Streaming Video: Two sessions addressed streaming video. NCSU negotiates directly for streaming rights and then mounts the content locally. WSU-Vancouver sticks labels on video boxes to indicate rights levels (e.g. PPR included, streaming prohibited), and they also include such notes in catalog records. Furthermore a local copyright LibGuide includes a streaming media tab. We once hoped that streaming video would resolve the problem of continually buying the same film over and over again as VHS, LaserDisc, DVD, Blu-ray…. The industry seems to have figured this out, as some newer pricing models allow only a three-year lease.

Perpetual Access and the Big Deal: Concordia University (MontrĂ©al) spearheaded a huge project that closely evaluated the usage of subscribed and bonus titles in the ScienceDirect Freedom collection.

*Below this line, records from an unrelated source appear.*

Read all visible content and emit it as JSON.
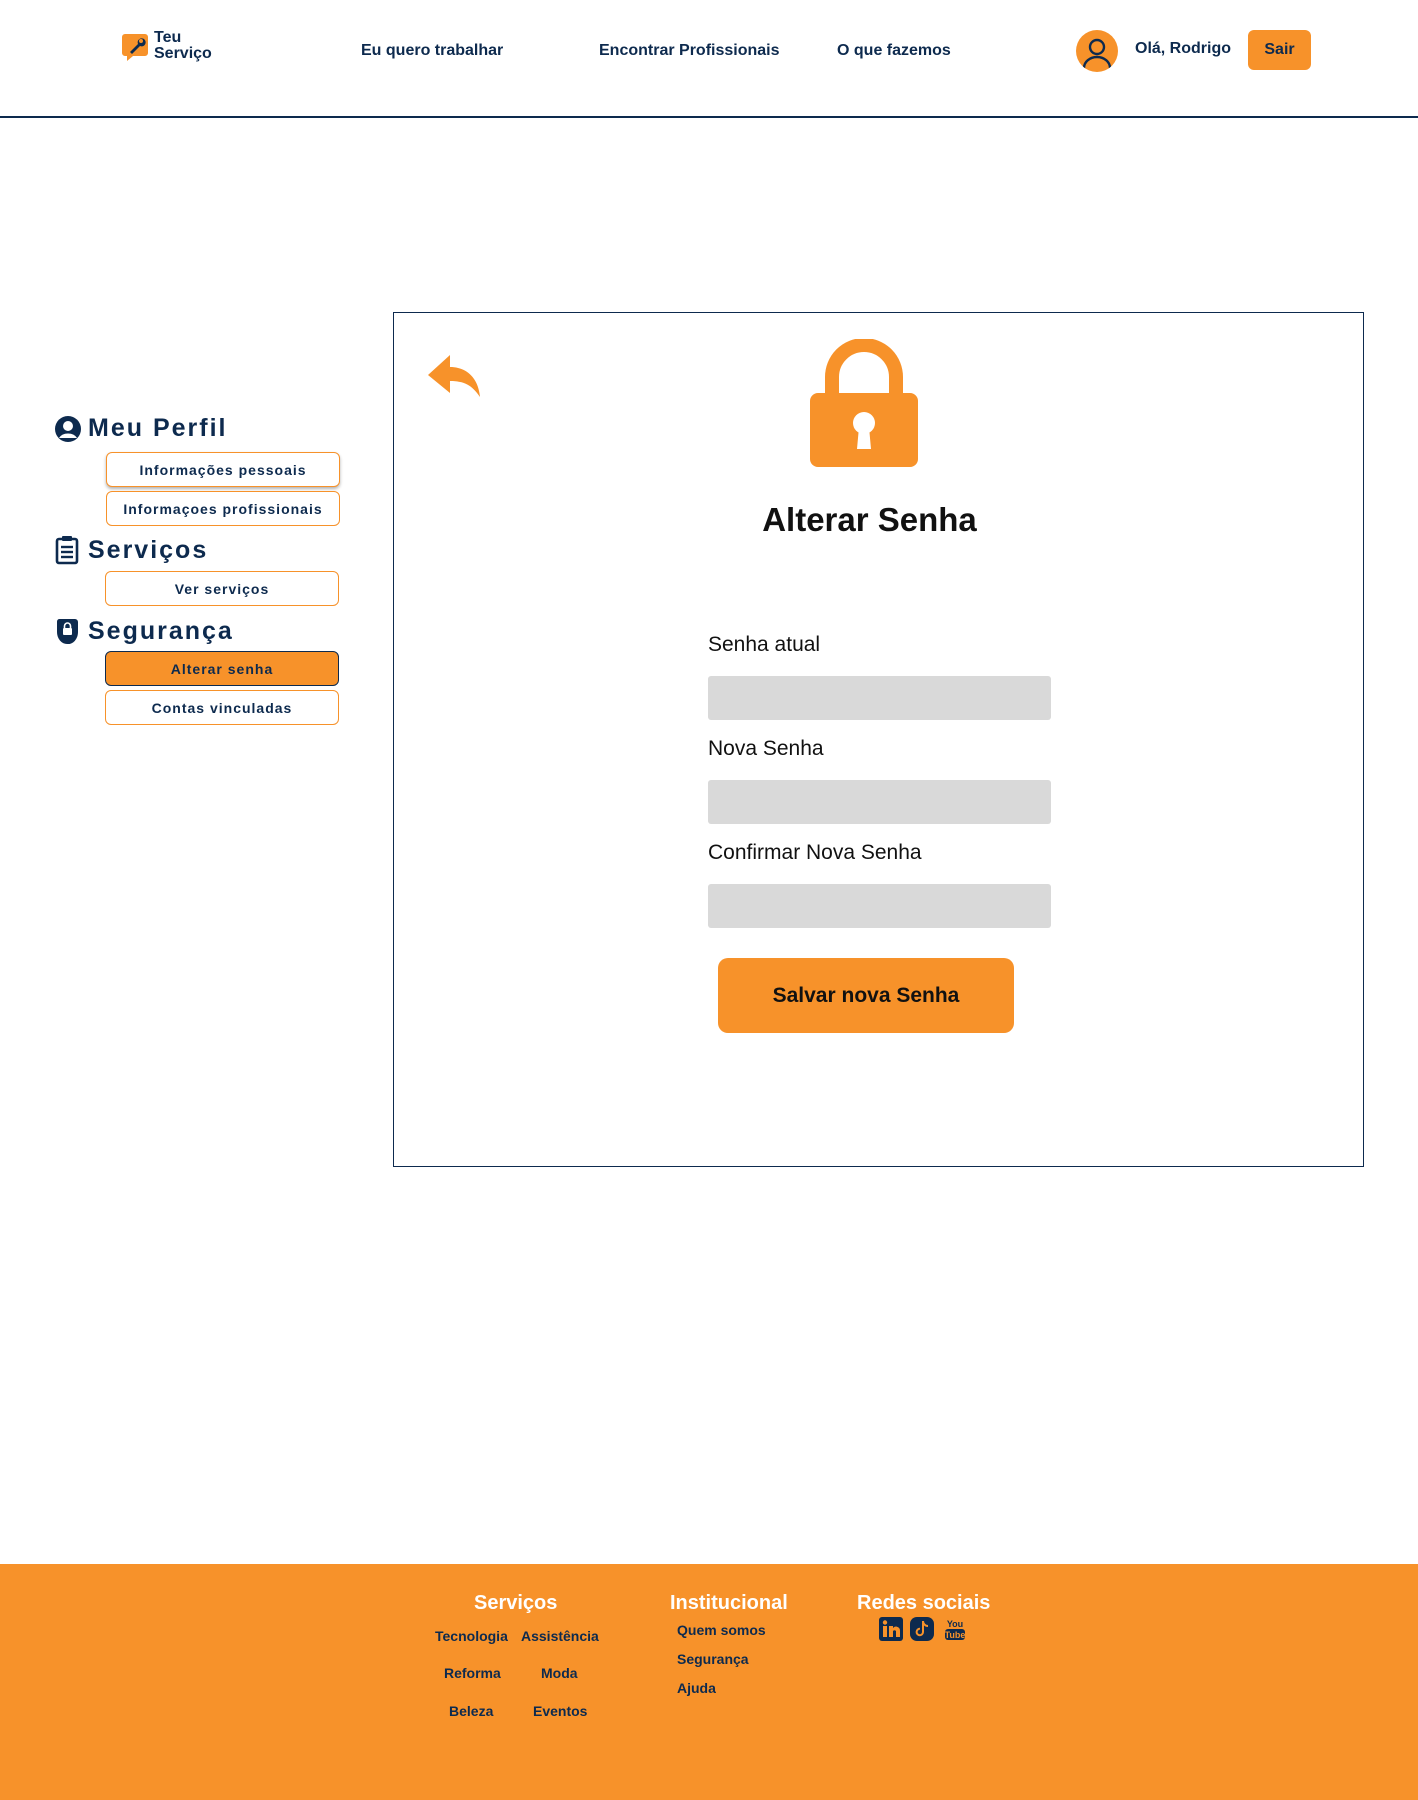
{
  "header": {
    "logo_text": "Teu\nServiço",
    "nav": [
      {
        "label": "Eu quero trabalhar"
      },
      {
        "label": "Encontrar Profissionais"
      },
      {
        "label": "O que fazemos"
      }
    ],
    "greeting": "Olá, Rodrigo",
    "logout_label": "Sair"
  },
  "sidebar": {
    "sections": [
      {
        "title": "Meu Perfil",
        "icon": "user-circle-icon",
        "items": [
          {
            "label": "Informações pessoais"
          },
          {
            "label": "Informaçoes profissionais"
          }
        ]
      },
      {
        "title": "Serviços",
        "icon": "clipboard-icon",
        "items": [
          {
            "label": "Ver serviços"
          }
        ]
      },
      {
        "title": "Segurança",
        "icon": "shield-lock-icon",
        "items": [
          {
            "label": "Alterar senha",
            "active": true
          },
          {
            "label": "Contas vinculadas"
          }
        ]
      }
    ]
  },
  "main": {
    "title": "Alterar Senha",
    "fields": [
      {
        "label": "Senha atual",
        "value": ""
      },
      {
        "label": "Nova Senha",
        "value": ""
      },
      {
        "label": "Confirmar Nova Senha",
        "value": ""
      }
    ],
    "save_label": "Salvar nova Senha"
  },
  "footer": {
    "services": {
      "heading": "Serviços",
      "links": [
        "Tecnologia",
        "Assistência",
        "Reforma",
        "Moda",
        "Beleza",
        "Eventos"
      ]
    },
    "institutional": {
      "heading": "Institucional",
      "links": [
        "Quem somos",
        "Segurança",
        "Ajuda"
      ]
    },
    "social": {
      "heading": "Redes sociais",
      "icons": [
        "linkedin-icon",
        "tiktok-icon",
        "youtube-icon"
      ],
      "youtube_text": "You\nTube"
    }
  },
  "colors": {
    "accent": "#f7922a",
    "navy": "#0d2a4e",
    "input_bg": "#d9d9d9"
  }
}
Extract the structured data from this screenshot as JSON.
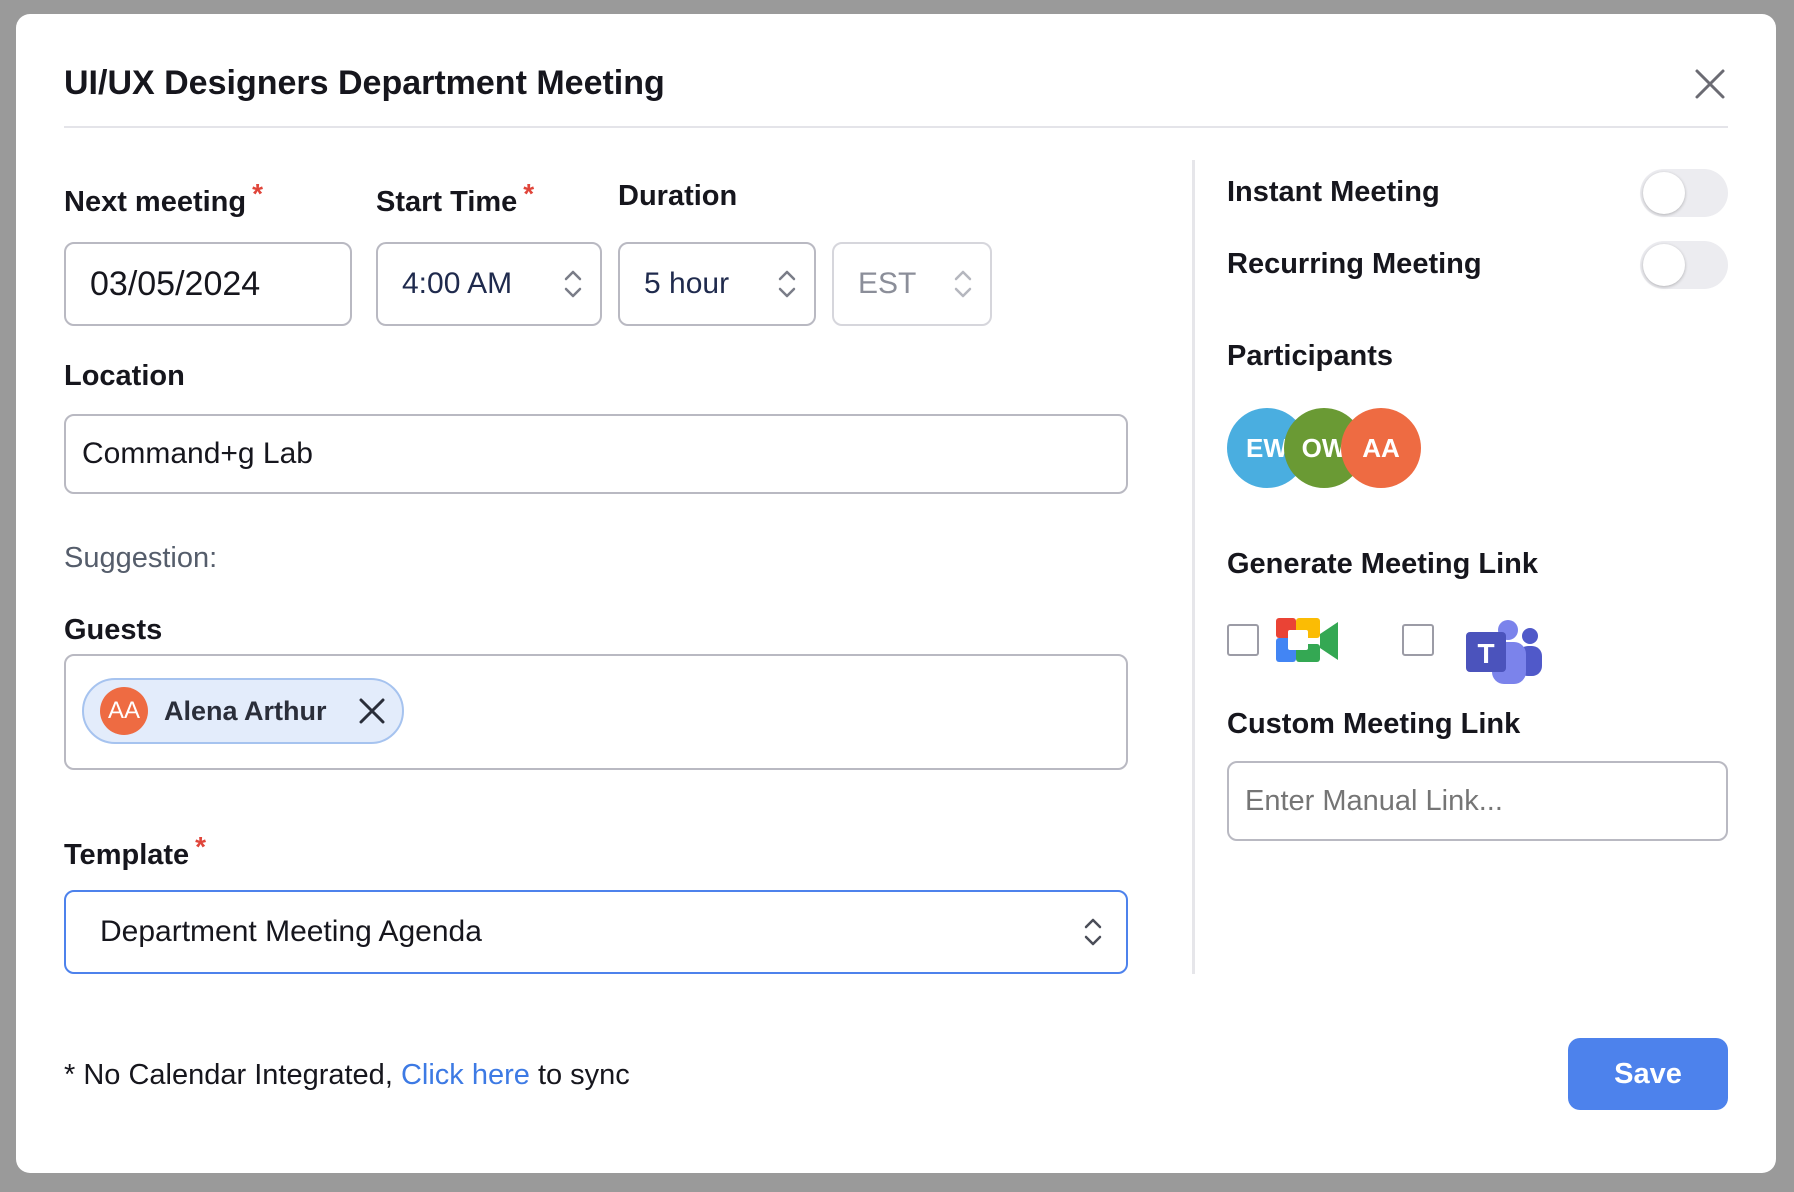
{
  "dialog": {
    "title": "UI/UX Designers Department Meeting"
  },
  "form": {
    "next_meeting": {
      "label": "Next meeting",
      "required": "*",
      "value": "03/05/2024"
    },
    "start_time": {
      "label": "Start Time",
      "required": "*",
      "value": "4:00 AM"
    },
    "duration": {
      "label": "Duration",
      "value": "5 hour"
    },
    "timezone": {
      "value": "EST"
    },
    "location": {
      "label": "Location",
      "value": "Command+g Lab"
    },
    "suggestion_label": "Suggestion:",
    "guests": {
      "label": "Guests",
      "items": [
        {
          "initials": "AA",
          "name": "Alena Arthur"
        }
      ]
    },
    "template": {
      "label": "Template",
      "required": "*",
      "value": "Department Meeting Agenda"
    }
  },
  "sidebar": {
    "instant_meeting": {
      "label": "Instant Meeting",
      "enabled": false
    },
    "recurring_meeting": {
      "label": "Recurring Meeting",
      "enabled": false
    },
    "participants": {
      "label": "Participants",
      "items": [
        {
          "initials": "EW",
          "color": "#4aaee0"
        },
        {
          "initials": "OW",
          "color": "#6a9a34"
        },
        {
          "initials": "AA",
          "color": "#ee6b42"
        }
      ]
    },
    "generate_link": {
      "label": "Generate Meeting Link",
      "options": [
        {
          "icon": "google-meet-icon",
          "checked": false
        },
        {
          "icon": "microsoft-teams-icon",
          "checked": false
        }
      ]
    },
    "custom_link": {
      "label": "Custom Meeting Link",
      "placeholder": "Enter Manual Link..."
    }
  },
  "footer": {
    "prefix": "* No Calendar Integrated,",
    "link": "Click here",
    "suffix": "to sync",
    "save_label": "Save"
  },
  "colors": {
    "primary": "#4d82ec",
    "link": "#3d7ae4",
    "required": "#e0453a",
    "chip_bg": "#e3ecfb"
  }
}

After the project was over, they only swapped out five titles. Why so few? The high-use bonus titles were frequently in topics that had a short shelf life, whereas some of the low-use subscribed titles might have more staying power. In the end, they decided that they could “break-up” with the concept of perpetual access. I wondered about opportunity cost, since all this swapping only has an effect if you ever decide to cancel the Freedom Collection. At a school like ours, this would only happen after an Open Access revolution or a budget apocalypse.) Furthermore, three of the pseudo-canceled titles were in Math. If we followed a similar path, would there be opposition here? (During another session, I received external confirmation of what our Math faculty have been telling us for years: Math faculty use journal articles differently than other disciplines in ways that make their usage stats look low.)

Miscellaneous Ideas:

  • Should services like Summon adopt personalization like Google does? Or is that too creepy?
  • Much has been said about the role of journals in branding scholarship as worthwhile and the related career implications for authors. I began wondering about the implications for readers if journals went away and articles stood alone. How do we as readers filter the good stuff?
  • Should we stop binding journal issues that will be in JSTOR five years from now?